If the government decides to levy both income tax and GST at these rates, he will be able to purchase only 6.4 pencils. As a result his purchasing power will erode by more than a third. The question the government needs to ask is: given the current rates of income-tax, how much further can it increase GST, before the consumer starts questioning the fairness of the system? The general rate of GST must, thus, be based on a holistic view of the entire tax system. Prima facie, in the Indian context, a GST of about 15% to 18% appears just right, considering the extremely large population of poor and middle class people. Anything higher is bound to be perceived as regressive and unfair. Any potential loss in revenue would in all likelihood be more than made up by a much larger base of taxpayers and improved compliance. International experience appears to support this view.
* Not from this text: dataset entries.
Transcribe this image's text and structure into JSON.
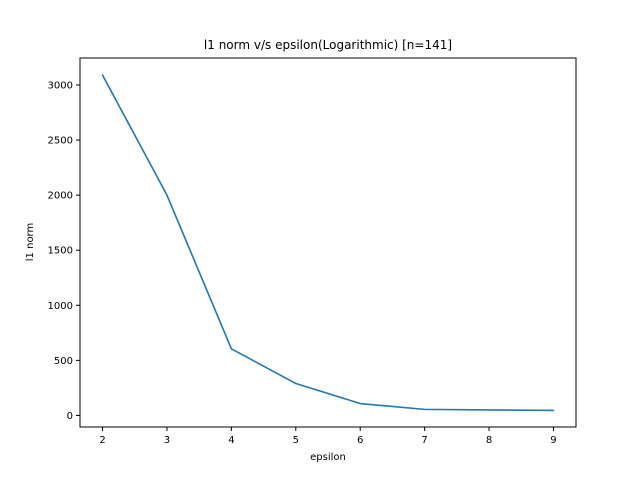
{
  "chart_data": {
    "type": "line",
    "title": "l1 norm v/s epsilon(Logarithmic) [n=141]",
    "xlabel": "epsilon",
    "ylabel": "l1 norm",
    "x": [
      2,
      3,
      4,
      5,
      6,
      7,
      8,
      9
    ],
    "series": [
      {
        "values": [
          3090,
          2000,
          605,
          290,
          108,
          55,
          50,
          45
        ],
        "color": "#1f77b4"
      }
    ],
    "xlim": [
      1.65,
      9.35
    ],
    "ylim": [
      -105,
      3245
    ],
    "xticks": [
      2,
      3,
      4,
      5,
      6,
      7,
      8,
      9
    ],
    "yticks": [
      0,
      500,
      1000,
      1500,
      2000,
      2500,
      3000
    ],
    "grid": false
  }
}
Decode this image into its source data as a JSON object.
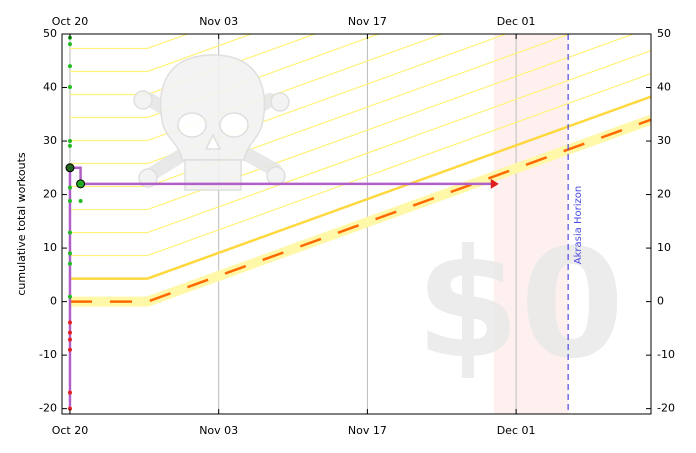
{
  "chart_data": {
    "type": "line",
    "y_label": "cumulative total workouts",
    "xlim": [
      -0.75,
      54.7
    ],
    "xticks": [
      {
        "value": 0,
        "label": "Oct 20"
      },
      {
        "value": 14,
        "label": "Nov 03"
      },
      {
        "value": 28,
        "label": "Nov 17"
      },
      {
        "value": 42,
        "label": "Dec 01"
      }
    ],
    "ylim": [
      -21,
      50
    ],
    "yticks": [
      -20,
      -10,
      0,
      10,
      20,
      30,
      40,
      50
    ],
    "y2lim": [
      -21,
      50
    ],
    "y2ticks": [
      -20,
      -10,
      0,
      10,
      20,
      30,
      40,
      50
    ],
    "grid": true,
    "road": {
      "x": [
        0,
        7.3,
        54.7
      ],
      "values": [
        0,
        0,
        34
      ],
      "color": "#ff6a00",
      "band_color": "#fff8a8"
    },
    "lane_offset": 4.3,
    "lane_color": "#ffd840",
    "guides": [
      8.6,
      12.9,
      17.2,
      21.5,
      25.8,
      30.1,
      34.4,
      38.7,
      43,
      47.3
    ],
    "guide_color": "#fff27a",
    "progress": {
      "x": [
        0,
        0,
        1,
        1,
        39.9
      ],
      "values": [
        -20,
        25,
        25,
        22,
        22
      ],
      "color": "#b060c8"
    },
    "points": {
      "x": [
        0,
        0,
        0,
        0,
        0,
        0,
        0,
        0,
        0,
        0,
        0,
        0,
        1,
        0,
        0,
        0,
        0,
        0,
        0,
        0,
        1
      ],
      "values": [
        49.3,
        48.1,
        44,
        40.1,
        30,
        29.1,
        18.8,
        12.9,
        9,
        7.1,
        0.9,
        25,
        18.8,
        -3.9,
        -5.8,
        -7.1,
        -9,
        -17,
        -20,
        21.3,
        22
      ],
      "colors": [
        "#22bb22",
        "#22bb22",
        "#22bb22",
        "#22bb22",
        "#22bb22",
        "#22bb22",
        "#22bb22",
        "#22bb22",
        "#22bb22",
        "#22bb22",
        "#22bb22",
        "#226622",
        "#22bb22",
        "#e02020",
        "#e02020",
        "#e02020",
        "#e02020",
        "#e02020",
        "#e02020",
        "#22bb22",
        "#22aa22"
      ]
    },
    "today": 39.9,
    "horizon": 46.9,
    "horizon_label": "Akrasia Horizon",
    "horizon_color": "#4a4ae0",
    "watermark": "$0"
  }
}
Finally, we may perhaps agree that it is better for policymakers to be practical and deliver beneficial results quickly rather than obsess over formulating a perfect law. Writing in 1980, Michael Lipsky, former don of political science at MIT, noted that the world over public policy transforms—sometimes quite radically—from formulation to implementation. This is because, the much harried street level bureaucrats implement it according to their understanding and established routine practices. The chances of their switching off and doing what they like are much greater when the law is complex, unwieldy or cumbersome. GST Council might like to bear this mind.